The interior is equally authentic in its detail: the classic Nardi steering wheel with polished alloy boss and prancing horse greets me from a dashboard of pressed steel, wrinkle finish paint and a horizontal bank of Veglia gauges, taking me back to the golden era of seat-of-the-pants GT racing. Like the original, the interior is the ultimate expression of function over form, enveloping me in a bygone era with all the smells and sensory references of quality finishes, as well as minimal essential controls, making this a joyous hybrid for road and track – and a faithful recreation of one of the ultimate GT cars of all time.
Firing up the highly-tuned Ferrari 3.5-litre V12 engine completes the full audio and visual effect of the GTO Engineering 250 SWB Revival. A blip of the throttle tells you that this is a racing car with a racing engine – the noise is wonderfully deafening. Depressing the clutch is reassuringly heavy; engaging first gear is surprisingly positive. The original four-speed gearbox would see the GTO Engineering 250 SWB through to a 0-60mph time of 6 seconds and well over 150mph top end, reflective of the performance needed to be a winner in 1960s GT racing. »
BEHIND THE WHEEL
Pulling away with a slight increase in revs to feel the bite point of the clutch, we are off and running and looking for suitable roads to put the car through its paces. The car handles smoothly with little evidence of tramp or lack of balance on turn in, as we enter high speed bends. For a 1960s road car, which in essence this car is, despite the loving rebuild and meticulous set up by GTO Engineering, the ride is beautiful. Going through the gears with the huge gearstick, really shows the reliance on the engine to produce both power and torque at the right moments across the extensive rev range needed to power you through the long gear shifts.
While my natural inclination is to take it easy (within reason), as most classic Ferraris come with a certain fragility and question mark over wearing components, every aspect of this car is robust and right on point; a testament to the skill and dedication of the team that built this monster.

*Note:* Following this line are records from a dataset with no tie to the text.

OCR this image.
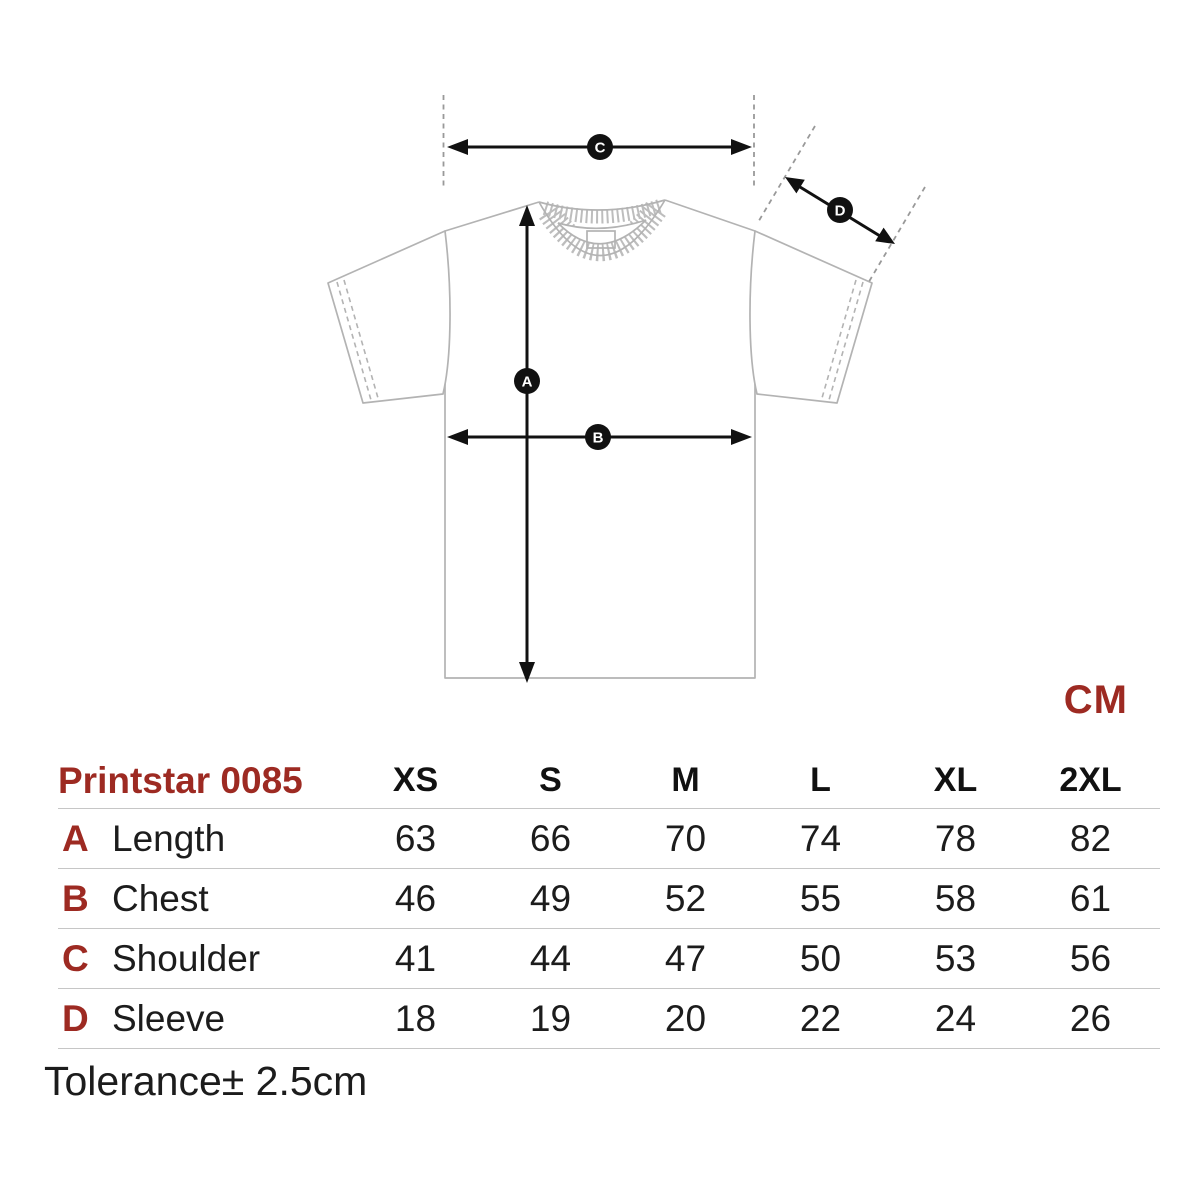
C
D
A
B
CM
Printstar 0085	XS	S	M	L	XL	2XL
A Length	63	66	70	74	78	82
B Chest	46	49	52	55	58	61
C Shoulder	41	44	47	50	53	56
D Sleeve	18	19	20	22	24	26
Tolerance± 2.5cm
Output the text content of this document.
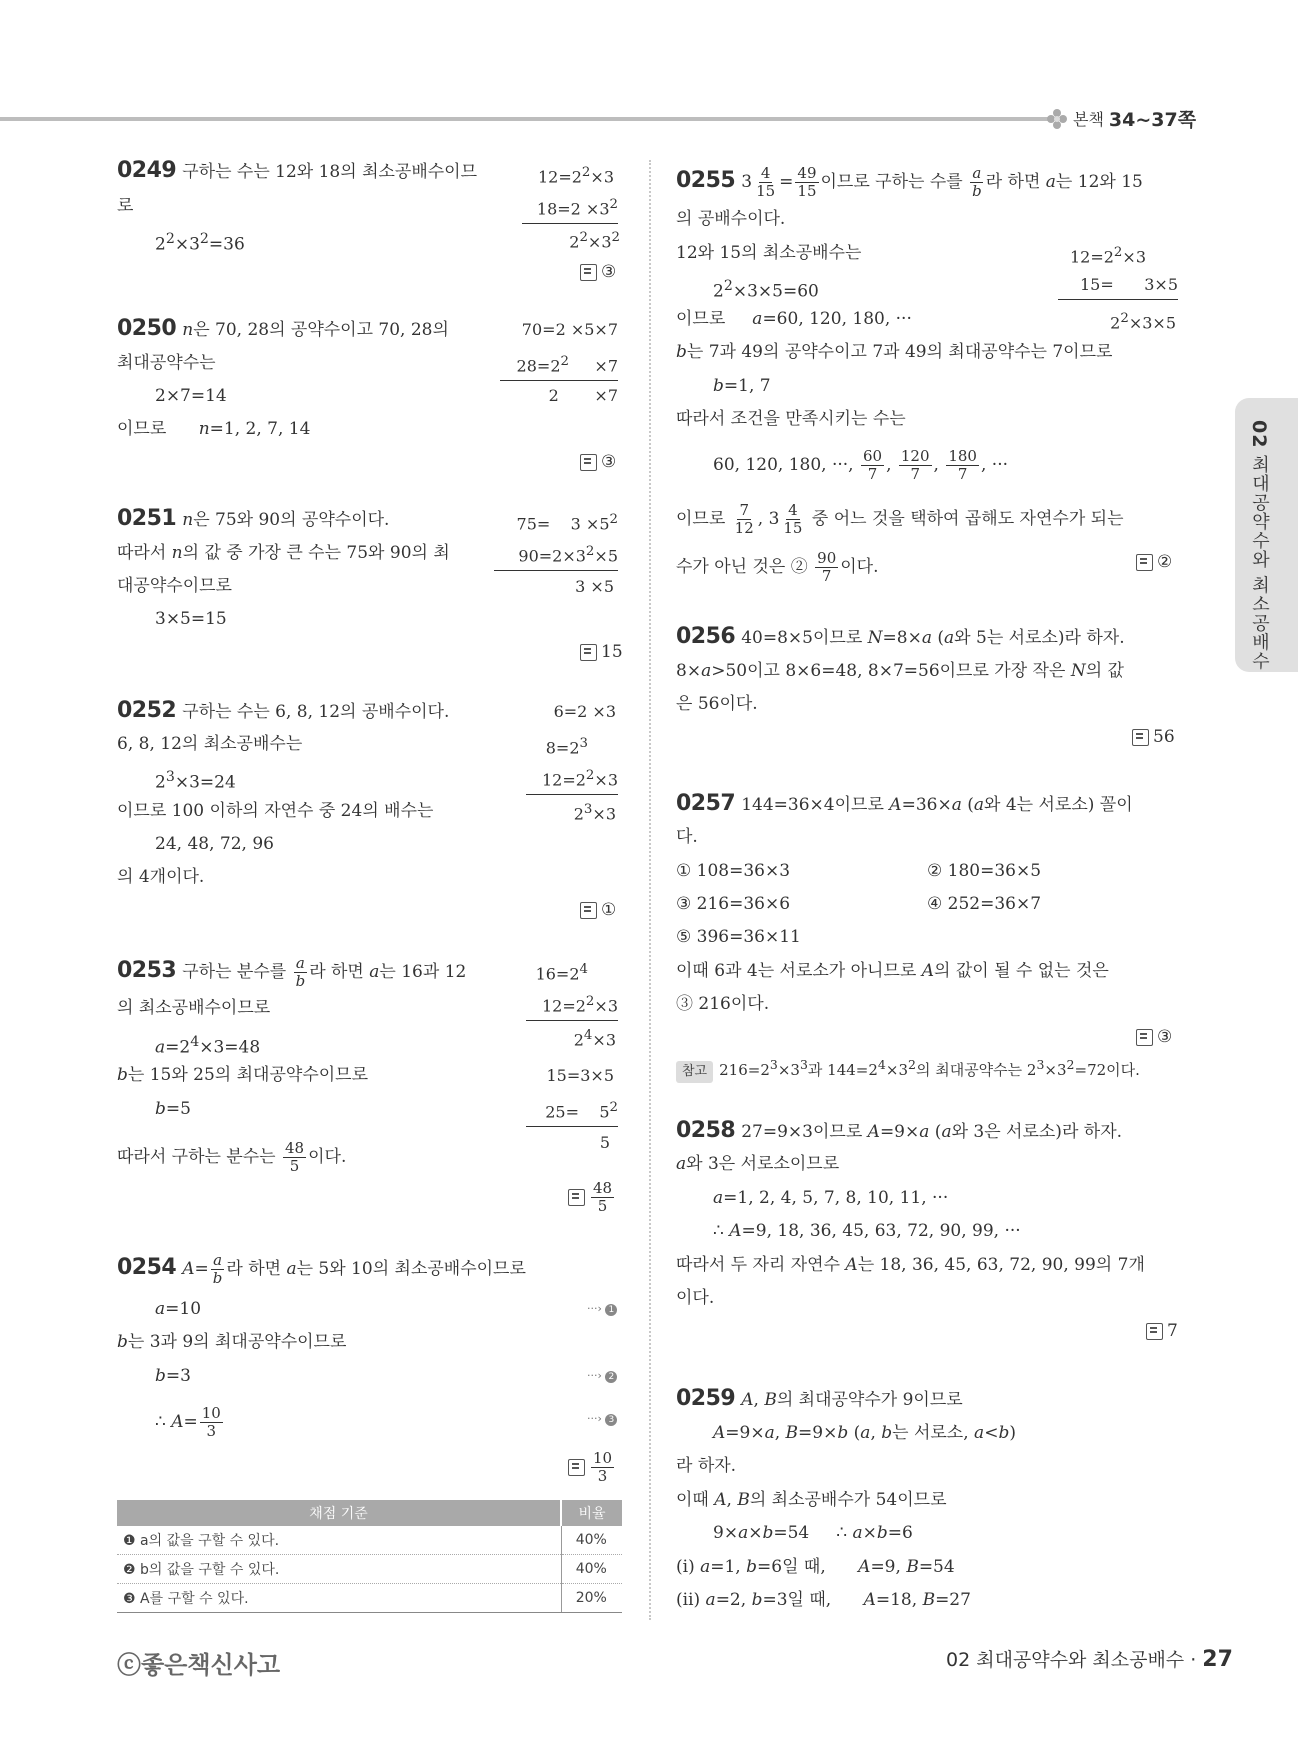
본책 34~37쪽
02 최대공약수와 최소공배수
0249 구하는 수는 12와 18의 최소공배수이므
로
$2^2\times 3^2=36$
$12=2^2\times 3$
$18=2 \times 3^2$
$2^2\times 3^2$
③
0250 n은 70, 28의 공약수이고 70, 28의
최대공약수는
2×7=14
이므로      n=1, 2, 7, 14
70=2 ×5×7
$28=2^2$     ×7
2       ×7
③
0251 n은 75와 90의 공약수이다.
따라서 n의 값 중 가장 큰 수는 75와 90의 최
대공약수이므로
3×5=15
75=    $3 \times 5^2$
$90=2\times 3^2\times 5$
3 ×5
15
0252 구하는 수는 6, 8, 12의 공배수이다.
6, 8, 12의 최소공배수는
$2^3\times 3=24$
이므로 100 이하의 자연수 중 24의 배수는
24, 48, 72, 96
의 4개이다.
6=2 ×3
$8=2^3$
$12=2^2\times 3$
$2^3\times 3$
①
0253 구하는 분수를 $\frac{a}{b}$ 라 하면 a는 16과 12
의 최소공배수이므로
$a=2^4\times 3=48$
b는 15와 25의 최대공약수이므로
b=5
따라서 구하는 분수는 $\frac{48}{5}$ 이다.
$16=2^4$
$12=2^2\times 3$
$2^4\times 3$
15=3×5
25=    $5^2$
5
$\frac{48}{5}$
0254 $A= \frac{a}{b}$ 라 하면 a는 5와 10의 최소공배수이므로
a=10	···› 1
b는 3과 9의 최대공약수이므로
b=3	···› 2
∴ $A= \frac{10}{3}$	···› 3
$\frac{10}{3}$
채점 기준	비율
❶ a의 값을 구할 수 있다.	40%
❷ b의 값을 구할 수 있다.	40%
❸ A를 구할 수 있다.	20%
0255 $3 \frac{4}{15} = \frac{49}{15}$ 이므로 구하는 수를 $\frac{a}{b}$ 라 하면 a는 12와 15
의 공배수이다.
12와 15의 최소공배수는
$2^2\times 3\times 5=60$
이므로     a=60, 120, 180, ···
b는 7과 49의 공약수이고 7과 49의 최대공약수는 7이므로
b=1, 7
따라서 조건을 만족시키는 수는
60, 120, 180, ···, $\frac{60}{7}$ , $\frac{120}{7}$ , $\frac{180}{7}$ , ···
이므로 $\frac{7}{12}$ , $3 \frac{4}{15}$ 중 어느 것을 택하여 곱해도 자연수가 되는
수가 아닌 것은 ② $\frac{90}{7}$ 이다.
$12=2^2\times 3$
15=      3×5
$2^2\times 3\times 5$
②
0256 40=8×5이므로 N=8×a (a와 5는 서로소)라 하자.
8×a>50이고 8×6=48, 8×7=56이므로 가장 작은 N의 값
은 56이다.
56
0257 144=36×4이므로 A=36×a (a와 4는 서로소) 꼴이
다.
① 108=36×3	② 180=36×5
③ 216=36×6	④ 252=36×7
⑤ 396=36×11
이때 6과 4는 서로소가 아니므로 A의 값이 될 수 없는 것은
③ 216이다.
③
참고 $216=2^3\times 3^3$과 $144=2^4\times 3^2$의 최대공약수는 $2^3\times 3^2=72$이다.
0258 27=9×3이므로 A=9×a (a와 3은 서로소)라 하자.
a와 3은 서로소이므로
a=1, 2, 4, 5, 7, 8, 10, 11, ···
∴ A=9, 18, 36, 45, 63, 72, 90, 99, ···
따라서 두 자리 자연수 A는 18, 36, 45, 63, 72, 90, 99의 7개
이다.
7
0259 A, B의 최대공약수가 9이므로
A=9×a, B=9×b (a, b는 서로소, a<b)
라 하자.
이때 A, B의 최소공배수가 54이므로
9×a×b=54     ∴ a×b=6
(ⅰ) a=1, b=6일 때,      A=9, B=54
(ⅱ) a=2, b=3일 때,      A=18, B=27
ⓒ좋은책신사고	02 최대공약수와 최소공배수 · 27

It behaves much as an original 250 must have felt straight out of the factory in 1960 and knowing everything from engine to drive train was expertly built and precisely set up is an unusual feeling in classic Ferrari driving.
That knowledge gives me the confidence to open the car up and explore its full potential. Sensible upgrades – like the slightly larger engine giving the Revival 320 bhp and the lighter, more efficient, brake callipers – are obvious improvements from the original, but in all respects the car looks, sounds, smells and handles like an original, but robust and healthy, giving a new dimension of comfort and reassurance that you just wouldn’t have hurling an original 250 SWB around. Reactions from the general public ranged from disapproval of the noise and bravado of this 60s classic, to outright disbelief at seeing a 250 SWB on the road.
Driving the GTO Engineering Revival leaves me with mixed emotions. The drive is sensational and the engineering exceptional, but it takes time to accept that this is not the original 250 and the focus must be on what it actually is – one of the most detailed and faithful replicas that I have ever had the pleasure to drive.
And it has been built exactly for that pleasure of driving. In this regard it is faultless and exceeds all my widest expectation, firing up my emotions and satisfying every one of the five senses – as well as lighting up a sixth sense of historic nostalgia and connection with the past. As I find myself driving the unattainable through the bucolic English countryside, I can’t help but dream of the days these cars were on the track in competition with equally iconic adversaries.
An amazing experience with a mechanical thoroughbred, meticulously prepared by a team obsessed with detail and imbued with the talent and skills to deliver this spectacular homage to one of the most beautiful motor vehicles of all time.